Однажды, охотясь в окрестностях По, в густом сосновом лесу, простиравшемся на много десятков лье, король Генрих напал на след прекрасной горной козы и, преследуя ее, отделился понемногу от своей охотничьей свиты на очень большое расстояние. Раздраженные запахом зверя, его собаки так увлеклись погоней, что вскоре не стало слышно даже их лая. Между тем незаметно сгущался вечер, и пала ночь. Тут король понял, что он заблудился. Издали доносились призывные звуки охотничьих рогов, но — странно — чем дальше он шел на них, тем слабее звучали рога. С досадою вспомнил Генрих о том, как сбивчивы и капризны все громкие звуки в горных лесах и какой предательский насмешник — горное эхо. Но было уже поздно. Предстояло переночевать в лесу. Однако король, как истый гасконец, был решителен и настойчив. Усталость одолевала его, голод терзал его внутренности, мучила жажда; к тому же неловко подвернувшаяся нога испытывала острую боль в ступне при каждом шаге; король все-таки, прихрамывая и спотыкаясь, с трудом пробирался сквозь чащу, в надежде найти дорогу или лесную избушку.
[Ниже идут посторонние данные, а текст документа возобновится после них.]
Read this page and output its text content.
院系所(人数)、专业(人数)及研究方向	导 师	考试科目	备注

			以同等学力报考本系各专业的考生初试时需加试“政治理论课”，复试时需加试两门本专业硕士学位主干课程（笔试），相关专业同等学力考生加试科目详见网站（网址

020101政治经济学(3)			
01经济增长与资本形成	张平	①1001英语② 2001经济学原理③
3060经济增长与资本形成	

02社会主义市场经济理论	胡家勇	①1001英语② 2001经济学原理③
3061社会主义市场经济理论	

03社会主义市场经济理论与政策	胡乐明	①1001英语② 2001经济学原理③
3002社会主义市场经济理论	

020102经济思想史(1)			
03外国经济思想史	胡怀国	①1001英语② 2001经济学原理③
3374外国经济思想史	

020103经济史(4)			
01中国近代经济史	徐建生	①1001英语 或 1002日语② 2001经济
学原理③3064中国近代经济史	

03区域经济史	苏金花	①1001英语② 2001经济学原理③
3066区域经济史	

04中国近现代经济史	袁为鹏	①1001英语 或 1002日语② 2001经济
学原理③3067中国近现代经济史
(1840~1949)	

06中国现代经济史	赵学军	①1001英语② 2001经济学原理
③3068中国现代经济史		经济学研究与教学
Вдруг его ноздрей коснулся слабый-слабый запах дыма (король вообще отличался изумительным обонянием). Потом мелькнул сквозь чащу малый огонечек. Король Анри пошел прямо на него и вскоре увидел, что на горной полянке разложен небольшой костер и вокруг него сидят четыре черные фигуры. Сиплый голос окликнул:
— Кто идет?
— Добрый человек и хороший христианин, — ответил Анри. — Я заблудился и вывихнул правую ступню. Позвольте посидеть у вас до утра.
— Иди и садись.
Король так и сделал. Странная компания заседала среди леса у огня: одетые в лохмотья, грязные и мрачные люди. Один был безрукий, другой безногий, третий слепой, четвертый кривлялся, одержимый пляскою святого Витта.
— Кто вы такие? — спросил король.
Но слепец с сиплым голосом возразил ему:
— Сначала гость представляется хозяевам, а потом уже спрашивает.
— Верно, — согласился Генрих, — Ты прав. Я ловчий из королевской охоты, что, впрочем, можно заметить по моему костюму. Я случайно отбился от товарищей и, как видите, потерял дорогу…
— Я-то, положим, ничего не вижу, но все равно, будь нашим гостем. Мы рады тебе. Мы все из бродячего цеха свободных нищих, хотя очень жаль, что твой добрый господин, король Анри, — да будет благословенно его славное имя, — издал такой жестокий указ о преследовании нашего сословия. Чем можем мы служить тебе?
— О, кишки святого Григория! — вскричал король. — Я голоден, как собака, и жажду, как верблюд в пустыне. Кроме того, может быть, кто-нибудь перевяжет мне ногу. Вот вам маленький золотой, все, что у меня есть с собой.
— Прекрасно, — сказал слепец, который, по-видимому, был предводителем компании. — Мы предложим тебе на ужин хлеба и козьего сыра. У нас также имеется самое отличное винцо, какого нет, пожалуй, и в королевском погребе, да притом в безграничном количестве. Эй ты, плясун! Сбегай-ка скорее к роднику и нацеди фляжку воды. А ты, охотник, протяни мне больную ногу, я стащу с тебя сапог и забинтую тебе подъем и лодыжку. Это не вывих: ты просто растянул жилу.
— Вскоре король вдоволь напился холодной родниковой воды, которая ему, великолепному знатоку в напитках, показалась вкуснее самого драгоценного вина. С необыкновенным аппетитом съел он простой ужин, а туго и ловко перевязанная нога сразу почувствовала облегчение. Он сердечно поблагодарил нищих.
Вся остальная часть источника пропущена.